En outre, la propreté n’a pas la même signification qu’aujourd’hui. Elle est alors plus proche de la notion de netteté : une apparence propre qui montre que l’on respecte son entourage, un visage, des mains et des pieds impeccables.
Ce qui nous semble peu « hygiénique » de nos jours se veut pourtant à cette époque le must de la bienséance : le monarque et ses courtisans changent de chemise jusqu’à cinq fois dans la journée ! Le peuple, qui ne peut pas se payer ce luxe, se lave donc plus souvent que les courtisans…
On se lave en revanche minutieusement les dents et la bouche : la bonne haleine est un signe de beauté ! Louis XIV par exemple se frotte régulièrement les dents avec un mélange astringent qui est en fait l’ancêtre du dentifrice : racines de bois de rose, de cyprès, du romarin ou du myrte, associés à des pâtes à base d’opium parfumées de plantes aromatiques telles que l’anis, la cannelle, le thym ou la menthe… Certains courtisans persistent cependant à se laver les dents avec du tabac (que l’on croit bourré de vertus désinfectantes !) ou avec de l’essence d’urine, ainsi que le conseille Mme de Sévigné à sa fille… On retiendra la méthode de Louis XIV !

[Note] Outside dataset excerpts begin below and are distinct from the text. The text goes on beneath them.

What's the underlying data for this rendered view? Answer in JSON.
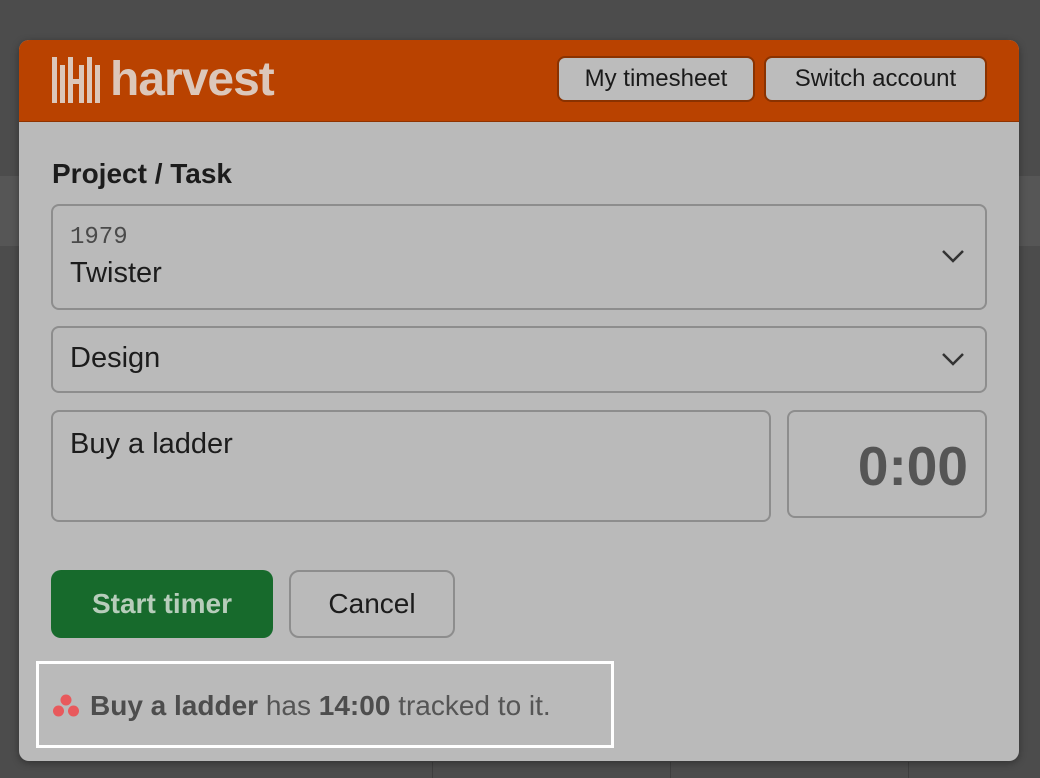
{
  "header": {
    "logo_text": "harvest",
    "my_timesheet_label": "My timesheet",
    "switch_account_label": "Switch account",
    "color": "#b94200"
  },
  "form": {
    "project_task_label": "Project / Task",
    "project": {
      "code": "1979",
      "name": "Twister"
    },
    "task": "Design",
    "notes": "Buy a ladder",
    "time": "0:00"
  },
  "actions": {
    "start_label": "Start timer",
    "cancel_label": "Cancel",
    "start_color": "#176a2c"
  },
  "notice": {
    "icon": "asana-icon",
    "task_name": "Buy a ladder",
    "text_has": "has",
    "tracked_time": "14:00",
    "text_suffix": "tracked to it."
  }
}
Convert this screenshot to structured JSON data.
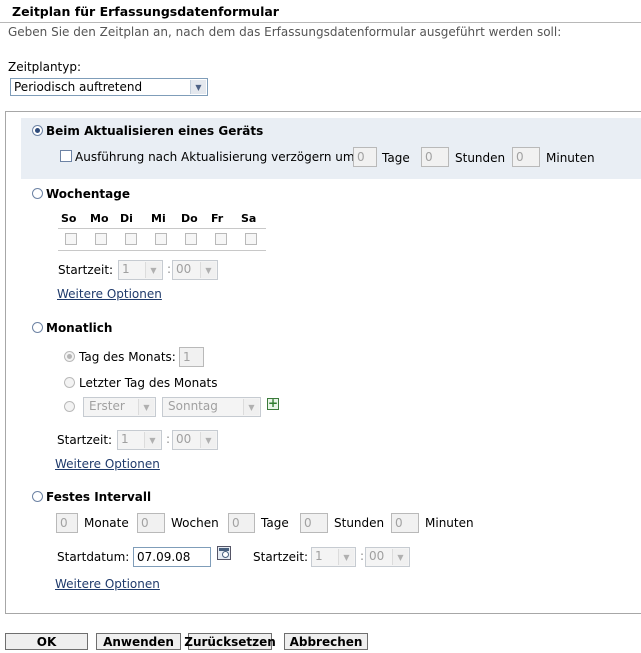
{
  "header": {
    "title": "Zeitplan für Erfassungsdatenformular",
    "subtitle": "Geben Sie den Zeitplan an, nach dem das Erfassungsdatenformular ausgeführt werden soll:"
  },
  "schedule_type": {
    "label": "Zeitplantyp:",
    "value": "Periodisch auftretend"
  },
  "device_refresh": {
    "label": "Beim Aktualisieren eines Geräts",
    "selected": true,
    "delay_label": "Ausführung nach Aktualisierung verzögern um:",
    "days_value": "0",
    "days_label": "Tage",
    "hours_value": "0",
    "hours_label": "Stunden",
    "minutes_value": "0",
    "minutes_label": "Minuten"
  },
  "weekdays": {
    "label": "Wochentage",
    "days": [
      "So",
      "Mo",
      "Di",
      "Mi",
      "Do",
      "Fr",
      "Sa"
    ],
    "start_label": "Startzeit:",
    "hour": "1",
    "minute": "00",
    "more": "Weitere Optionen"
  },
  "monthly": {
    "label": "Monatlich",
    "day_of_month_label": "Tag des Monats:",
    "day_of_month_value": "1",
    "last_day_label": "Letzter Tag des Monats",
    "ordinal": "Erster",
    "weekday": "Sonntag",
    "start_label": "Startzeit:",
    "hour": "1",
    "minute": "00",
    "more": "Weitere Optionen"
  },
  "fixed_interval": {
    "label": "Festes Intervall",
    "months_value": "0",
    "months_label": "Monate",
    "weeks_value": "0",
    "weeks_label": "Wochen",
    "days_value": "0",
    "days_label": "Tage",
    "hours_value": "0",
    "hours_label": "Stunden",
    "minutes_value": "0",
    "minutes_label": "Minuten",
    "start_date_label": "Startdatum:",
    "start_date_value": "07.09.08",
    "start_time_label": "Startzeit:",
    "hour": "1",
    "minute": "00",
    "more": "Weitere Optionen"
  },
  "buttons": {
    "ok": "OK",
    "apply": "Anwenden",
    "reset": "Zurücksetzen",
    "cancel": "Abbrechen"
  }
}
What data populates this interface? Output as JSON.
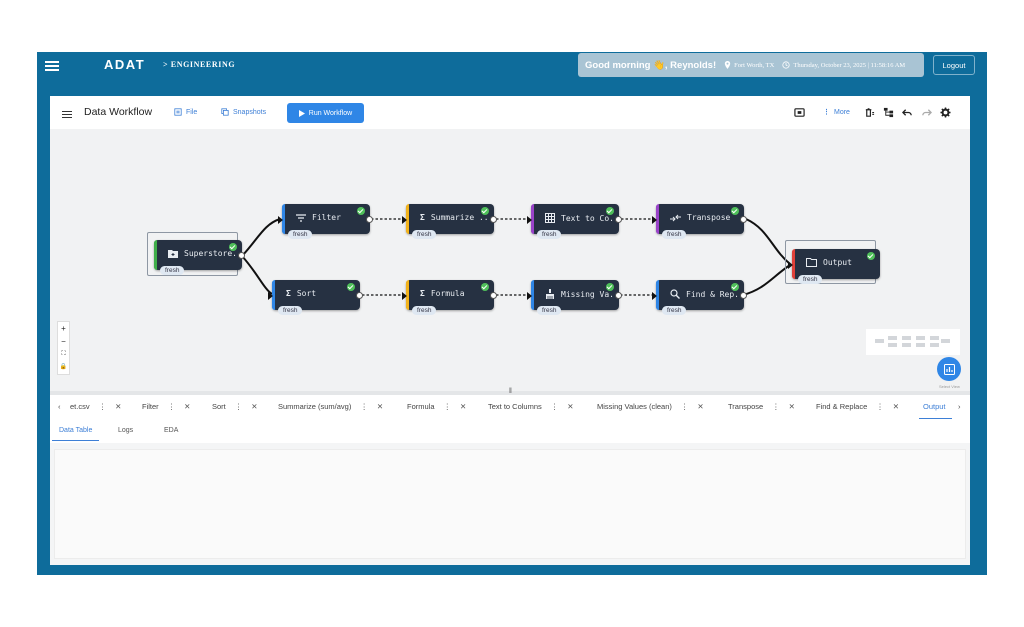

👉 À lire aussi : Le fléau de l’Ancien-Régime, la petite vérole
L’hygiène à Versailles : des couloirs nauséabonds ?
La saleté et la vulgarité supposées des courtisans sont en réalité des exceptions. Si certains grands, comme la princesse de Conti, sont connus pour leur propreté excessive, d’autres se taillent une solide réputation de malpropres peu soucieux de leur apparence. Le duc de Vendôme, petit-fils d’Henri IV, reçoit sur sa chaise percée comme au siècle précédant, puis ses valets vident la bassine et, (sans la laver !), la remplissent d’eau pour procéder au rasage…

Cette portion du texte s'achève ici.